Les deux avocats se sont rencontrés il y a deux ans, grâce à des amis communs. Ils ont tous les deux très vite réalisé qu'ils partageaient la même vision du droit. L’un comme l’autre se sent en effet investi de ce qu'ils appellent une « mission sociale » qui a pour but de permettre un meilleur accès à la justice aux citoyens.

Frédérique Pothier-Paquette, diplômée en droit de l'Université de Sherbrooke en 2013, a travaillé deux ans dans le cabinet boutique Pasquin Viens, à défendre des grosses entreprises d'assurance. Charles-Antoine Guilbault quant à lui, s'est immédiatement lancé à son compte après son stage chez Joli-coeur Lacasse. Avec son âme entrepreneuriale, il ne se voyait pas rester dans un bureau, « alors qu'on pouvait plutôt changer le modèle de la profession », dit ce diplômé en sciences politiques (2011) et en droit de l'Université de Montréal (2014).

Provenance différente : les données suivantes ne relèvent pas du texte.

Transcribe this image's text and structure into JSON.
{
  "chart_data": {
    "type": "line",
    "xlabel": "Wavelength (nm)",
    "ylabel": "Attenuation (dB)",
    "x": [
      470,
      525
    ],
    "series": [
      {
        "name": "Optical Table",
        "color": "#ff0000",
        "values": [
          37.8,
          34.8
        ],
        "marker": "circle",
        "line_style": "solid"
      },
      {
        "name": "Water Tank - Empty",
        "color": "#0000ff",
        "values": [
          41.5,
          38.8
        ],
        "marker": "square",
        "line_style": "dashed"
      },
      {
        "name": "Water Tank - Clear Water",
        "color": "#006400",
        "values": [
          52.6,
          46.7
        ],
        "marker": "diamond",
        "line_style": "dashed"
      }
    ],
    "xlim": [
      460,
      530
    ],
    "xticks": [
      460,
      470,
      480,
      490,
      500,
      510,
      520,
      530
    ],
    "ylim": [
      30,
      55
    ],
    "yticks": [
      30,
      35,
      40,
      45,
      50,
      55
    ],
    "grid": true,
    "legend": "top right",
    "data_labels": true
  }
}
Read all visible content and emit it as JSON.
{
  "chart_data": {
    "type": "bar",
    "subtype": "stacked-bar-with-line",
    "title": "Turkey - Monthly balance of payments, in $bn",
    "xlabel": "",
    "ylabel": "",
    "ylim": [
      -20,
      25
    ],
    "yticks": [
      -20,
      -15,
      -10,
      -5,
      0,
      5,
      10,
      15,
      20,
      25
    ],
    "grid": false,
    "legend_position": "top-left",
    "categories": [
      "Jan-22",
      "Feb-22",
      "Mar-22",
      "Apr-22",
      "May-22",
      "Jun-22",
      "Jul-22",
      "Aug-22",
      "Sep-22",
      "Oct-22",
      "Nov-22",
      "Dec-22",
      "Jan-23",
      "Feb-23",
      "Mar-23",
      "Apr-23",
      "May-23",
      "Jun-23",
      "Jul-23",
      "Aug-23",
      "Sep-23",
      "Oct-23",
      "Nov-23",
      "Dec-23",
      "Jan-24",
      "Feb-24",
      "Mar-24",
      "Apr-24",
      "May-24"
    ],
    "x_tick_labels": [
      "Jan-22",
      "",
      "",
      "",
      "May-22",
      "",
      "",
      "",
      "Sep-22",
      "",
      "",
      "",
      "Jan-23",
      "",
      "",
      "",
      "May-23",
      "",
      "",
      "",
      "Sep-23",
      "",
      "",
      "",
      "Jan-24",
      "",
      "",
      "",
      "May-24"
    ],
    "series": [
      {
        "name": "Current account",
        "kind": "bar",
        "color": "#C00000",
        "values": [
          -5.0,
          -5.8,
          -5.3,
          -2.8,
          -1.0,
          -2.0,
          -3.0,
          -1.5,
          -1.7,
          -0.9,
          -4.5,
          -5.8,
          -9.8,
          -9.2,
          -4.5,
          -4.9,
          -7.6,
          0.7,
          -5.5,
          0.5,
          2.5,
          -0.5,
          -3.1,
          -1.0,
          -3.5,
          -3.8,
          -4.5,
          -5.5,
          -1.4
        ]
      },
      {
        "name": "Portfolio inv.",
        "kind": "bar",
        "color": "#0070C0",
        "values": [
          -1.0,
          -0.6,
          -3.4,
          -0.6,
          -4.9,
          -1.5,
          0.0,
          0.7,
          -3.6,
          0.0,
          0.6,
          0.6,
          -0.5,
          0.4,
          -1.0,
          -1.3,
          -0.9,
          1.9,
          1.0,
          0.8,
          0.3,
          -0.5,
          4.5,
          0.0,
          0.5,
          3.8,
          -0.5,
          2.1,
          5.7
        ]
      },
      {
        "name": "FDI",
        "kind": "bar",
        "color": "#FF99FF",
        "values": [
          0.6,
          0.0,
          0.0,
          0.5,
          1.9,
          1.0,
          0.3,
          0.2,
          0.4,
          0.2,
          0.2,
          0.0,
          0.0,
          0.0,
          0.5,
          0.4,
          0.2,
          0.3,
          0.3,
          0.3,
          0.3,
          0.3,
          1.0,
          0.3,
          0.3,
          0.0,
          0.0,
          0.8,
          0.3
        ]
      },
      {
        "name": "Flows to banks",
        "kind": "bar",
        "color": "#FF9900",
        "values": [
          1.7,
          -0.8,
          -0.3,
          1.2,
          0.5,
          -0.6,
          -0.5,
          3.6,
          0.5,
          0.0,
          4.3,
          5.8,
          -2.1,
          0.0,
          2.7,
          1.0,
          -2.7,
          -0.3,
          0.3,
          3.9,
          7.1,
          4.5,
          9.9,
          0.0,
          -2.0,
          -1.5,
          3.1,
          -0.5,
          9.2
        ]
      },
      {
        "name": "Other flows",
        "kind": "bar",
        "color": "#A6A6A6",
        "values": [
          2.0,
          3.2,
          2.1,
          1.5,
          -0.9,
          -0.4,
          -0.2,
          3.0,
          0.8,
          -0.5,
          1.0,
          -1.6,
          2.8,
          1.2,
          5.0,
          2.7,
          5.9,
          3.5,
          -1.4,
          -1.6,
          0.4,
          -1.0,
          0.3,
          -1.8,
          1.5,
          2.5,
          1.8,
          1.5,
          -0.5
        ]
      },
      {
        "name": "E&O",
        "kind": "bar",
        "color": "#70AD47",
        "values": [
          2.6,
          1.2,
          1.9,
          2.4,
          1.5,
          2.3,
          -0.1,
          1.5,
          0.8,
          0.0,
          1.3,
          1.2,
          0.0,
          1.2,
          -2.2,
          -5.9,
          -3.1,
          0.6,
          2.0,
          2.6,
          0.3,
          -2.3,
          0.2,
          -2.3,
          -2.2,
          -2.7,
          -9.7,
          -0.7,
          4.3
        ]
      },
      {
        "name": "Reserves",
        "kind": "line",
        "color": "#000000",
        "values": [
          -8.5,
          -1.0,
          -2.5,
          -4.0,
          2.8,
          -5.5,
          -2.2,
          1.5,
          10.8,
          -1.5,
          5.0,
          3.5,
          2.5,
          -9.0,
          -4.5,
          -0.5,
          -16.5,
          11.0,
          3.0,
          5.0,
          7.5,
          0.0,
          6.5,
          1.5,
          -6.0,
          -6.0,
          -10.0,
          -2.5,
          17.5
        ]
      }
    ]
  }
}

Me Pothier-Paquette ne se voyait pas non plus « défendre les intérêts de multinationales qui font beaucoup de profits » toute sa vie, alors qu'il y a des milliers de gens qui ne connaissent pas leurs droits et qui n'ont pas les moyens de s'offrir les services d'un avocat.

Gestes militants, conscience sociale et désir d'aider les plus nécessiteux, c’est ce qui anime les deux jeunes qui ont tiré un trait depuis longtemps sur un salaire à six chiffres au profit d'autres valeurs.


Pas d’oeuvres d’art... ni de chalet !

Pour leur cabinet, ils ont opté pour un espace de coworking et réduisent au maximum leurs frais, puisque le but est de rester abordable pour leur clientèle. « Les grands bureaux avec des œuvres d'art dans la salle d'attente, les complets trois pièces et les lunch d'affaires, c'est le client qui les paie au final. J'aimerais que les gens voient que tous les avocats ne veulent pas juste faire de l'argent », dit Me Guilbault.

Les deux jeunes savent qu'ils ne pourront sûrement jamais se payer un chalet dans les Laurentides. Tant mieux, cela ne les intéresse pas : « il appartient un peu à notre génération de prendre conscience que nous vivons dans un monde de surconsommation qui détruit notre planète », lance l'avocat.


Combattre les injustices

Ce qui le fait lever le matin, c'est plutôt la dame qui va le serrer dans ses bras pour le remercier et sa volonté de combattre les injustices. « Lorsque je vois des gens qui n'ont rien pour eux et qui ont besoin d'aide mais que personne ne leur jette un regard ça me fait mal. On en est arrivé à un point où les injustices sont banalisées », dit-il.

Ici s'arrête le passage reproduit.